Germline and Mosaic Variants in PRKACA and PRKACB Cause a Multiple Congenital Malformation Syndrome
Palencia-Campos, A and Aoto, PC and Machal, EMF and Rivera-Barahona, A and Soto-Bielicka, P and Bertinetti, D and Baker, B and Vu, L and Piceci-Sparascio, F and Torrente, I and Boudin, E and Peeters, S and Van Hul, W and Huber, C and Bonneau, D and Hildebrand, MS and Coleman, M and Bahlo, M and Bennett, MF and Schneider, AL and Scheffer, IE and Kibaek, M and Kristiansen, BS and Issa, MY and Mehrez, MI and Ismail, S and Tenorio, J and Li, G and Skalhegg, BS and Otaify, GA and Temtamy, S and Aglan, M and Jonch, AE and De Luca, A and Mortier, G and Cormier-Daire, V and Ziegler, A and Wallis, M and Lapunzina, P and Herberg, FW and Taylor, SS and Ruiz-Perez, VL, Germline and Mosaic Variants in PRKACA and PRKACB Cause a Multiple Congenital Malformation Syndrome, American Journal of Human Genetics, 107, (5) pp. 977-988. ISSN 0002-9297 (2020) [Refereed Article]
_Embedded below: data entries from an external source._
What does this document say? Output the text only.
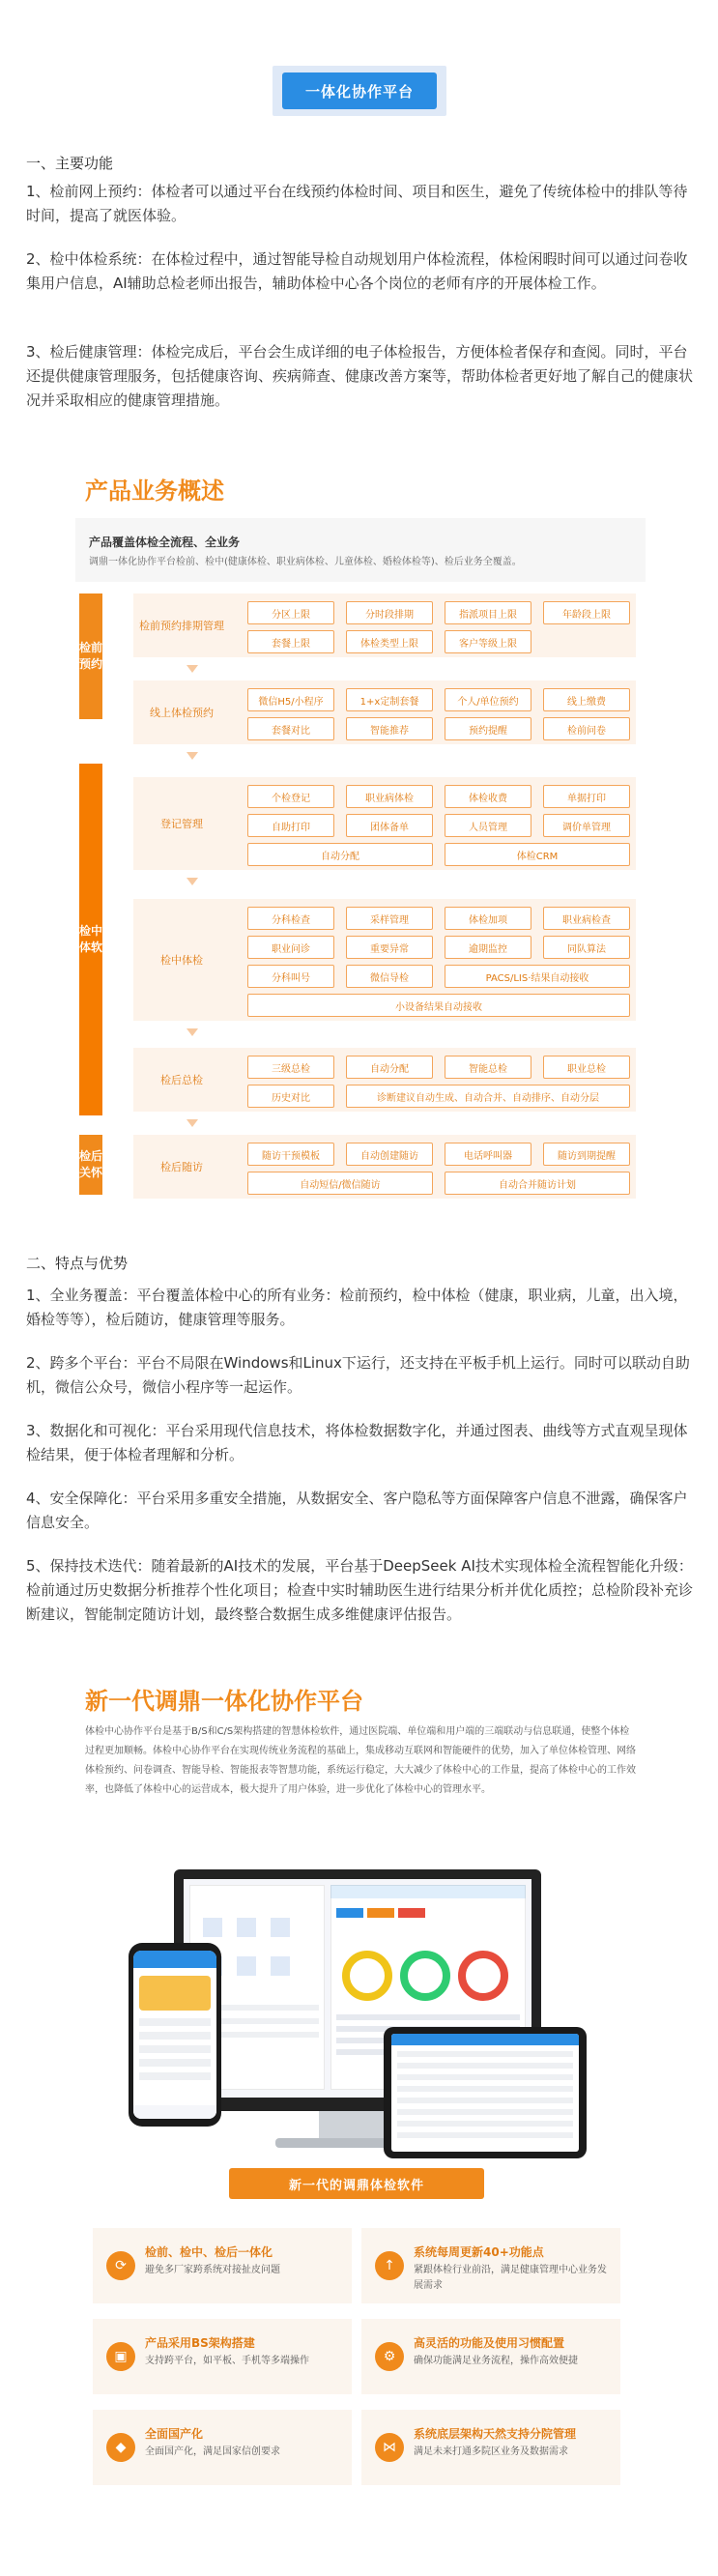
一体化协作平台
一、主要功能
1、检前网上预约：体检者可以通过平台在线预约体检时间、项目和医生，避免了传统体检中的排队等待时间，提高了就医体验。
2、检中体检系统：在体检过程中，通过智能导检自动规划用户体检流程，体检闲暇时间可以通过问卷收集用户信息，AI辅助总检老师出报告，辅助体检中心各个岗位的老师有序的开展体检工作。
3、检后健康管理：体检完成后，平台会生成详细的电子体检报告，方便体检者保存和查阅。同时，平台还提供健康管理服务，包括健康咨询、疾病筛查、健康改善方案等，帮助体检者更好地了解自己的健康状况并采取相应的健康管理措施。
产品业务概述
产品覆盖体检全流程、全业务
调鼎一体化协作平台检前、检中(健康体检、职业病体检、儿童体检、婚检体检等)、检后业务全覆盖。
检前
预约
检中
体软
检后
关怀
检前预约排期管理
分区上限	分时段排期	指派项目上限	年龄段上限
套餐上限	体检类型上限	客户等级上限
线上体检预约
微信H5/小程序	1+x定制套餐	个人/单位预约	线上缴费
套餐对比	智能推荐	预约提醒	检前问卷
登记管理
个检登记	职业病体检	体检收费	单据打印
自助打印	团体备单	人员管理	调价单管理
自动分配	体检CRM
检中体检
分科检查	采样管理	体检加项	职业病检查
职业问诊	重要异常	逾期监控	同队算法
分科叫号	微信导检	PACS/LIS·结果自动接收
小设备结果自动接收
检后总检
三级总检	自动分配	智能总检	职业总检
历史对比	诊断建议自动生成、自动合并、自动排序、自动分层
检后随访
随访干预模板	自动创建随访	电话呼叫器	随访到期提醒
自动短信/微信随访	自动合并随访计划
二、特点与优势
1、全业务覆盖：平台覆盖体检中心的所有业务：检前预约，检中体检（健康，职业病，儿童，出入境，婚检等等），检后随访，健康管理等服务。
2、跨多个平台：平台不局限在Windows和Linux下运行，还支持在平板手机上运行。同时可以联动自助机，微信公众号，微信小程序等一起运作。
3、数据化和可视化：平台采用现代信息技术，将体检数据数字化，并通过图表、曲线等方式直观呈现体检结果，便于体检者理解和分析。
4、安全保障化：平台采用多重安全措施，从数据安全、客户隐私等方面保障客户信息不泄露，确保客户信息安全。
5、保持技术迭代：随着最新的AI技术的发展，平台基于DeepSeek AI技术实现体检全流程智能化升级：检前通过历史数据分析推荐个性化项目；检查中实时辅助医生进行结果分析并优化质控；总检阶段补充诊断建议，智能制定随访计划，最终整合数据生成多维健康评估报告。
新一代调鼎一体化协作平台
体检中心协作平台是基于B/S和C/S架构搭建的智慧体检软件，通过医院端、单位端和用户端的三端联动与信息联通，使整个体检过程更加顺畅。体检中心协作平台在实现传统业务流程的基础上，集成移动互联网和智能硬件的优势，加入了单位体检管理、网络体检预约、问卷调查、智能导检、智能报表等智慧功能，系统运行稳定，大大减少了体检中心的工作量，提高了体检中心的工作效率，也降低了体检中心的运营成本，极大提升了用户体验，进一步优化了体检中心的管理水平。
新一代的调鼎体检软件
⟳
检前、检中、检后一体化
避免多厂家跨系统对接扯皮问题	↑
系统每周更新40+功能点
紧跟体检行业前沿，满足健康管理中心业务发展需求
▣
产品采用BS架构搭建
支持跨平台，如平板、手机等多端操作	⚙
高灵活的功能及使用习惯配置
确保功能满足业务流程，操作高效便捷
◆
全面国产化
全面国产化，满足国家信创要求	⋈
系统底层架构天然支持分院管理
满足未来打通多院区业务及数据需求
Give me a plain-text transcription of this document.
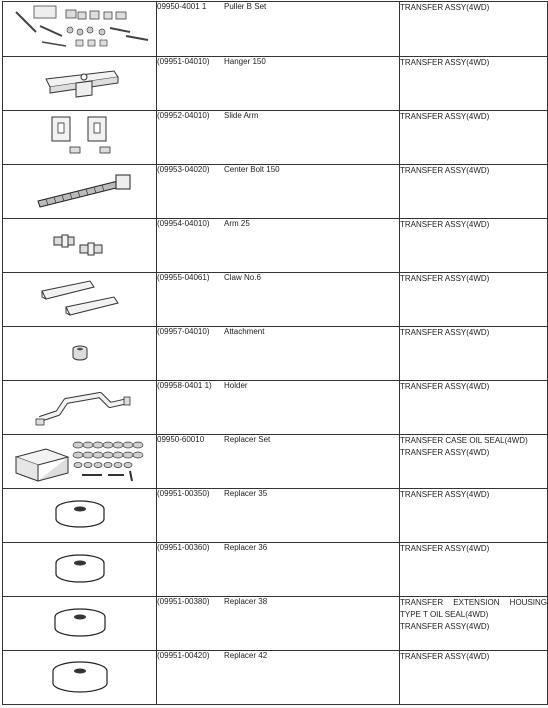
	09950-4001 1 Puller B Set	TRANSFER ASSY(4WD)

	(09951-04010) Hanger 150	TRANSFER ASSY(4WD)

	(09952-04010) Slide Arm	TRANSFER ASSY(4WD)

	(09953-04020) Center Bolt 150	TRANSFER ASSY(4WD)

	(09954-04010) Arm 25	TRANSFER ASSY(4WD)

	(09955-04061) Claw No.6	TRANSFER ASSY(4WD)

	(09957-04010) Attachment	TRANSFER ASSY(4WD)

	(09958-0401 1) Holder	TRANSFER ASSY(4WD)

	09950-60010 Replacer Set	TRANSFER CASE OIL SEAL(4WD)
TRANSFER ASSY(4WD)

	(09951-00350) Replacer 35	TRANSFER ASSY(4WD)

	(09951-00360) Replacer 36	TRANSFER ASSY(4WD)

	(09951-00380) Replacer 38	TRANSFER EXTENSION HOUSING
TYPE T OIL SEAL(4WD)
TRANSFER ASSY(4WD)

	(09951-00420) Replacer 42	TRANSFER ASSY(4WD)
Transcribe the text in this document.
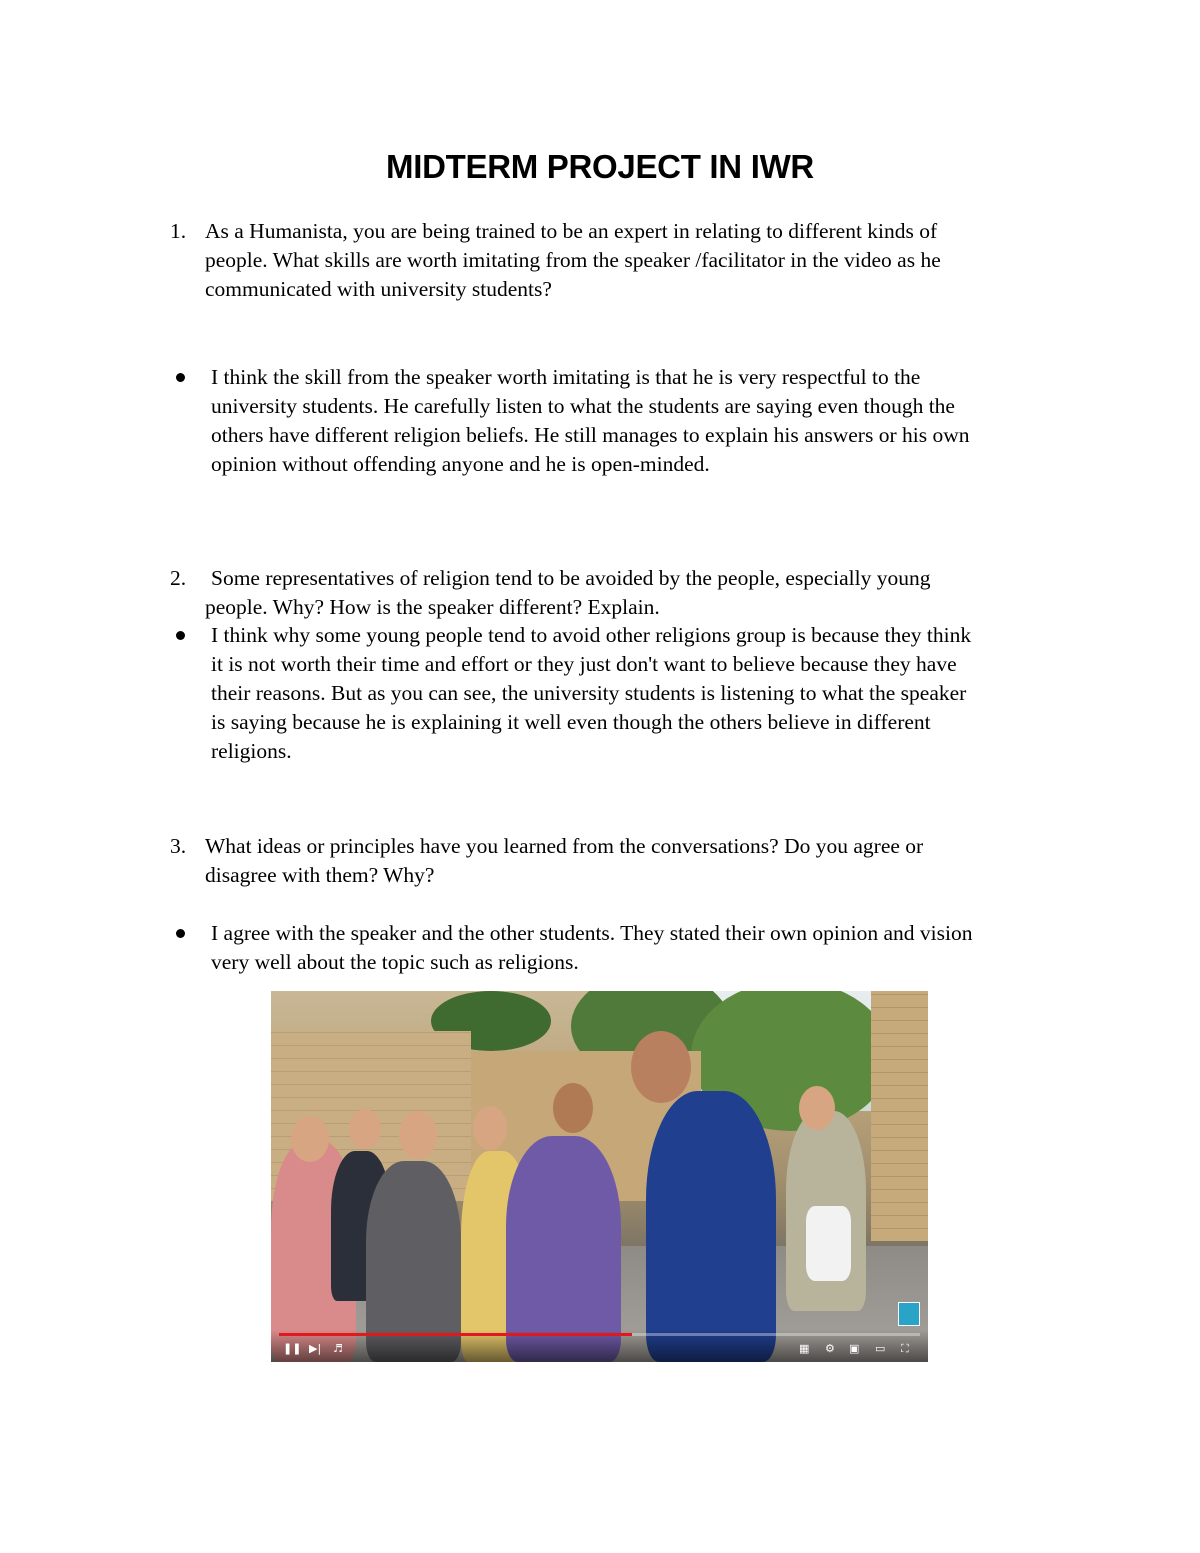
MIDTERM PROJECT IN IWR
1. As a Humanista, you are being trained to be an expert in relating to different kinds of
people. What skills are worth imitating from the speaker /facilitator in the video as he
communicated with university students?
I think the skill from the speaker worth imitating is that he is very respectful to the
university students. He carefully listen to what the students are saying even though the
others have different religion beliefs. He still manages to explain his answers or his own
opinion without offending anyone and he is open-minded.
2. Some representatives of religion tend to be avoided by the people, especially young
people. Why? How is the speaker different? Explain.
I think why some young people tend to avoid other religions group is because they think
it is not worth their time and effort or they just don't want to believe because they have
their reasons. But as you can see, the university students is listening to what the speaker
is saying because he is explaining it well even though the others believe in different
religions.
3. What ideas or principles have you learned from the conversations? Do you agree or
disagree with them? Why?
I agree with the speaker and the other students. They stated their own opinion and vision
very well about the topic such as religions.
❚❚ ▶| ♬	▦ ⚙ ▣ ▭ ⛶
PRKACA and PRKACB code for two catalytic subunits (Cα and Cβ) of cAMP-dependent protein kinase (PKA), a pleiotropic holoenzyme that regulates numerous fundamental biological processes such as metabolism, development, memory, and immune response. We report seven unrelated individuals presenting with a multiple congenital malformation syndrome in whom we identified heterozygous germline or mosaic missense variants in PRKACA or PRKACB. Three affected individuals were found with the same PRKACA variant, and the other four had different PRKACB mutations. In most cases, the mutations arose de novo, and two individuals had offspring with the same condition. Nearly all affected individuals and their affected offspring shared an atrioventricular septal defect or a common atrium along with postaxial polydactyly. Additional features included skeletal abnormalities and ectodermal defects of variable severity in five individuals, cognitive deficit in two individuals, and various unusual tumors in one individual. We investigated the structural and functional consequences of the variants identified in PRKACA and PRKACB through the use of several computational and experimental approaches, and we found that they lead to PKA holoenzymes which are more sensitive to activation by cAMP than are the wild-type proteins. Furthermore, expression of PRKACA or PRKACB variants detected in the affected individuals inhibited hedgehog signaling in NIH 3T3 fibroblasts, thereby providing an underlying mechanism for the developmental defects observed in these cases. Our findings highlight the importance of both Cα and Cβ subunits of PKA during human development.